Kurşunlu Şelalesi'ne ulaşım oldukça kolay. Antalya Havalimanı’nı geçtikten sonra Yonca Kavşağı’ndan sola dönüp düz devam ediyorsunuz. Yol üzerindeki “Fettahlı Mahallesi’ne Hoş Geldiniz” yazılı tak, sizi tabiatın kucağına davet eden ilk işaret. Takın altından geçtikten yaklaşık bir kilometre sonra, şelalenin giriş kapısına ulaşıyorsunuz.
İçeri girer girmez doğa ikiye ayrılıyor: Piknik yapmak isteyenler sağa, şelaleye yürümek isteyenler sola yöneliyor. Ben önce sağ taraftaki piknik alanına uğradım. Tertemiz bir çevre, düzenli masalar, çeşmeler ve çocukların neşeyle koşturduğu alanlar karşılıyor sizi. Alanın sadece küçük bir bölümünün piknik için ayrılmış olması, doğaya gösterilen saygının ve koruyucu tedbirlerin ciddiyetini gösteriyor.
Başladığım noktaya dönüp bu kez şelale yönüne, yani sol tarafa doğru yol alıyorum.

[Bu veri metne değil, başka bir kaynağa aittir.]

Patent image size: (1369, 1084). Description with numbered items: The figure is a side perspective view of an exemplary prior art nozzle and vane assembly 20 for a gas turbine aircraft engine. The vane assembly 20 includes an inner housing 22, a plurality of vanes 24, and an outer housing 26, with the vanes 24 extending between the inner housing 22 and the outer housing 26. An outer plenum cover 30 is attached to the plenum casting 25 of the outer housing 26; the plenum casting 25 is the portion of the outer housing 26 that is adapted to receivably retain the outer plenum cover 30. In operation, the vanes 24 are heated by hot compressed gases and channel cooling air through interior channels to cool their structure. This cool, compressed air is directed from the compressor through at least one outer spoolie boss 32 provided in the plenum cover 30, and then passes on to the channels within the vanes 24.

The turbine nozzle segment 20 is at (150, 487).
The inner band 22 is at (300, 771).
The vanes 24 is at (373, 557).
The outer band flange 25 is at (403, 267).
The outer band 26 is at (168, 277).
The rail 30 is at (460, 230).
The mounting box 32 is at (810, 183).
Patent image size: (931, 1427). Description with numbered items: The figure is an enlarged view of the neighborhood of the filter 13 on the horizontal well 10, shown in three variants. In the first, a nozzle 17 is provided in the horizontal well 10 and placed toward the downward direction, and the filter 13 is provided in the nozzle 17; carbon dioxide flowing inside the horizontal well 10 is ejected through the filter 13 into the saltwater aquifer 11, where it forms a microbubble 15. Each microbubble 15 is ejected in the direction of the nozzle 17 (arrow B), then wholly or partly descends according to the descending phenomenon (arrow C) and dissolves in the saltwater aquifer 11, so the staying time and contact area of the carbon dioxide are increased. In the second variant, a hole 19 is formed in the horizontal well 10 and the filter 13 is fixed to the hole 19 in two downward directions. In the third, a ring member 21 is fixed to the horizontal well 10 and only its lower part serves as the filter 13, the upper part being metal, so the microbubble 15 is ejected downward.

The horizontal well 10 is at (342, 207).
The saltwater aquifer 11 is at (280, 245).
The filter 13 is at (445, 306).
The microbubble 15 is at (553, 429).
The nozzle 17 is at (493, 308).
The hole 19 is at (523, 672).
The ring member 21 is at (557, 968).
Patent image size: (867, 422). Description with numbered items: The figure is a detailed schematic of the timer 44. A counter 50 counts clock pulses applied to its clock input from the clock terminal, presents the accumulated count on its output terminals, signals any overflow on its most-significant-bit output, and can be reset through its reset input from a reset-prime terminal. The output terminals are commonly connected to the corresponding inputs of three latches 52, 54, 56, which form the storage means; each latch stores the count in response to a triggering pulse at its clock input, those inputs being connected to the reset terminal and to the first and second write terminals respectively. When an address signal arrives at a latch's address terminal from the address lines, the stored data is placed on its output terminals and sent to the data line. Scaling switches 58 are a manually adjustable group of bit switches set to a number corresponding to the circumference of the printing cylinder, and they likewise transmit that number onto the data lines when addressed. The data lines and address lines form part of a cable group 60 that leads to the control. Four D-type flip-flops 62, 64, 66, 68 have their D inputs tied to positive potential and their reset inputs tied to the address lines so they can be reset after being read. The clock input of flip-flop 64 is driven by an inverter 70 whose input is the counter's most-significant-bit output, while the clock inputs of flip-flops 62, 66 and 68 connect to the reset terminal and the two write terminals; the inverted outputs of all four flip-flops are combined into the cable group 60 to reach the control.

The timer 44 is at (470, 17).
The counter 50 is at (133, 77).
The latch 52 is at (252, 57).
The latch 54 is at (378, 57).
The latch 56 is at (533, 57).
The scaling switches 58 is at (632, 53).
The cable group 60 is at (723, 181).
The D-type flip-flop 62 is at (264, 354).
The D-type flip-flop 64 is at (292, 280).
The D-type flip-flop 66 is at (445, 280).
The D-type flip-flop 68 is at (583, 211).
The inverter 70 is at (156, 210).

Yol üzerinde birkaç küçük stant ve kafe yer alıyor.
Kurşunlu Şelalesi sadece bir su kaynağı değil; binlerce yıl öncesine uzanan bir doğa mirası. 10-12 bin yıl önce gerçekleşen tektonik hareketler ve kireçtaşı kayaçların zamanla erozyona uğramasıyla oluşan bu doğal güzellik, yaklaşık 18 metrelik yüksekliğiyle görkemli bir su akışı sunuyor. Kireçli suların kayaları aşındırarak oluşturduğu travertenler ve küçük göletler, burayı adeta bir tabloya çeviriyor.
Çevredeki yürüyüş parkuru, sizi hem fiziksel hem de zihinsel bir yolculuğa çıkarıyor. Her adımda farklı bir bitki, farklı bir kuş sesi ya da kelebeğin kanat çırpışı eşlik ediyor. Çam, defne, çınar, zeytin, keçiboynuzu… Akdeniz’in tüm yeşili burada bir araya gelmiş gibi. Bu ormanlık alan; sincaplardan kuşlara, kelebeklere kadar birçok canlının da yaşam alanı.
Kurşunlu’ya gidecek olanlara birkaç küçük tavsiye: Yanınıza mutlaka rahat bir yürüyüş ayakkabısı alın. İlkbahar ve sonbahar, bölgenin doğasını en güzel haliyle görebileceğiniz dönemler. Yazın ise kalabalık artabiliyor, erken saatlerde gitmek en iyisi.
Antalya denince akla deniz, güneş ve kum gelir genellikle. Oysa şehrin hemen kıyısında, doğanın kalbinde sizi bekleyen bambaşka bir yüzü daha var. Kurşunlu Şelalesi, sadece doğa tutkunları için değil, hayatın yoğun temposuna kısa bir mola vermek isteyen herkes için gerçek bir kaçış noktası.
Yolunuz düşerse değil, kendinize o yolu yaratın. Çünkü bazen sadece suyun sesiyle baş başa kalmak, insana unuttuklarını hatırlatır.